Q I am frustrated by the lack of real creative thinking in my business. We are going through the motions but nothing really innovative is coming through and I feel we are in danger of falling behind. What should I do?

I don’t know how many books have been written about innovation in business - but very few of them have inspired me, and maybe that’s because innovation and creativity is about images and visions, not words. It’s almost like trying to write a manual about sex without any pictures - it just doesn’t work.

The key to creativity and innovation is with the people not the processes. Creativity isn’t ‘manufactured’. It is an art, not a science. Think how great songs are written - usually by one or two brilliant musicians just playing around - not 12 people sitting round a boardroom table.

So focus on the right type of people (ie very creative) and on creating the right environment for them. One mistake is to judge a person’s creativity by their job title and then generalise what they should be good at. Marketing people should, by definition, be creative (often they are not). Accountants shouldn’t be (though some are). I judge people’s creativity by their ability to make connections and think laterally.

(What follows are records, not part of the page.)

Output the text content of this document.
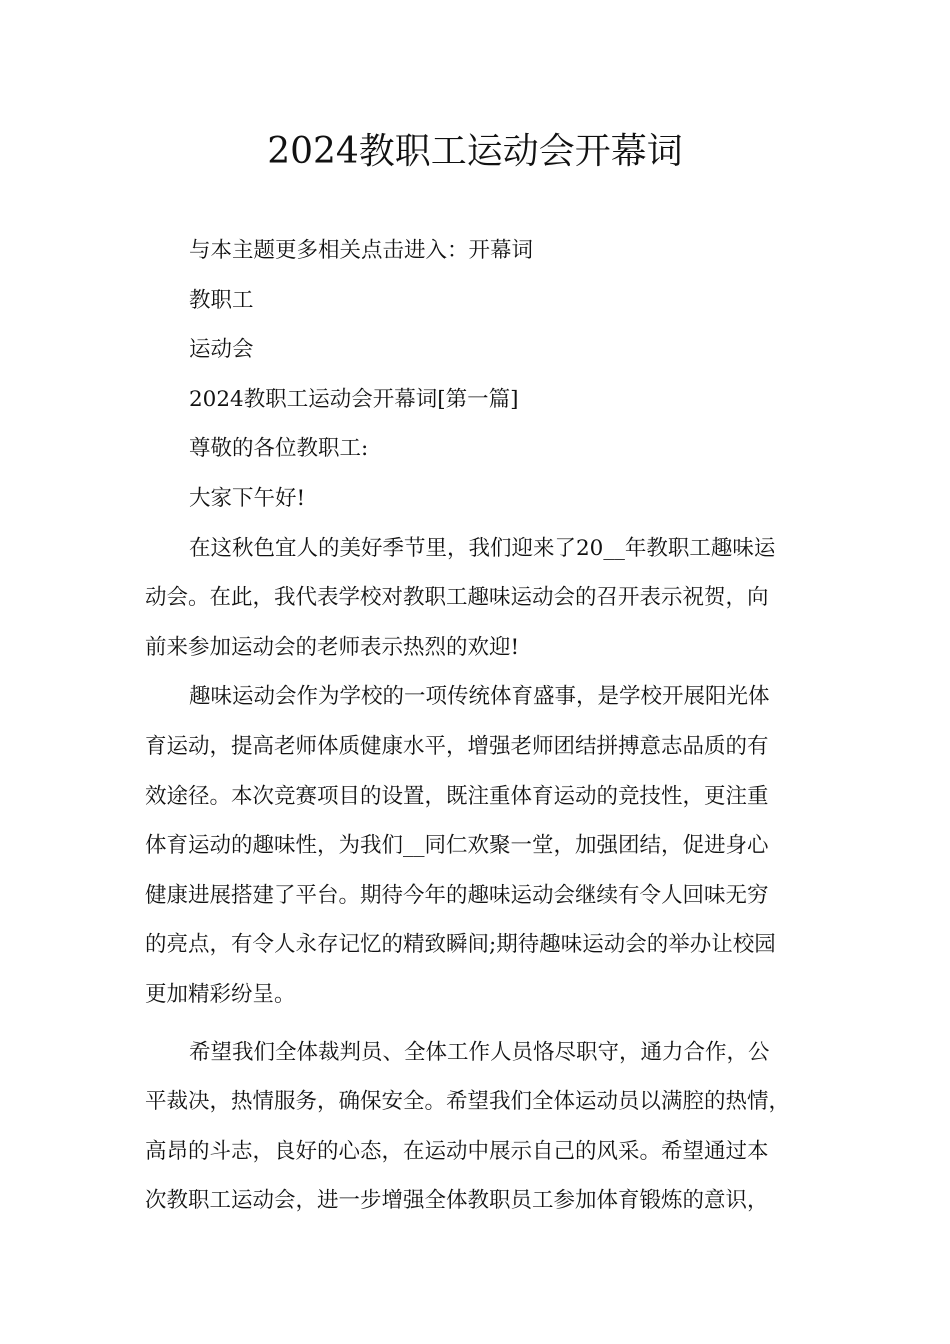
2024教职工运动会开幕词
与本主题更多相关点击进入：开幕词
教职工
运动会
2024教职工运动会开幕词[第一篇]
尊敬的各位教职工:
大家下午好!
在这秋色宜人的美好季节里，我们迎来了20__年教职工趣味运
动会。在此，我代表学校对教职工趣味运动会的召开表示祝贺，向
前来参加运动会的老师表示热烈的欢迎!
趣味运动会作为学校的一项传统体育盛事，是学校开展阳光体
育运动，提高老师体质健康水平，增强老师团结拼搏意志品质的有
效途径。本次竞赛项目的设置，既注重体育运动的竞技性，更注重
体育运动的趣味性，为我们__同仁欢聚一堂，加强团结，促进身心
健康进展搭建了平台。期待今年的趣味运动会继续有令人回味无穷
的亮点，有令人永存记忆的精致瞬间;期待趣味运动会的举办让校园
更加精彩纷呈。
希望我们全体裁判员、全体工作人员恪尽职守，通力合作，公
平裁决，热情服务，确保安全。希望我们全体运动员以满腔的热情，
高昂的斗志，良好的心态，在运动中展示自己的风采。希望通过本
次教职工运动会，进一步增强全体教职员工参加体育锻炼的意识，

I love the example of the sales director of a toothpaste company who asked his team to think of how they could grow their volumes by 10% that year. One of their newest graduate recruits thought about it and came back a week later. “Boss, I’ve got it,” he said. “Increase the diameter of the aperture of the toothpaste by 10%. The paste will come out thicker and people will just use more”. Sure enough, it worked. In this case, the “innovation team” was two people: the sales director who defined the objective and the graduate who came up with the solution. Once the creative brain has a problem, it sets to work - but someone needs to set the problem, and in my opinion that should come from the top.

So, my recipe for more creativity in your business is for the boss to take responsibility for innovation - to find creative people in his business (not necessarily marketing people) and to give them challenges to work on individually or in pairs. And let them choose how they work - just keep them out of the boardroom.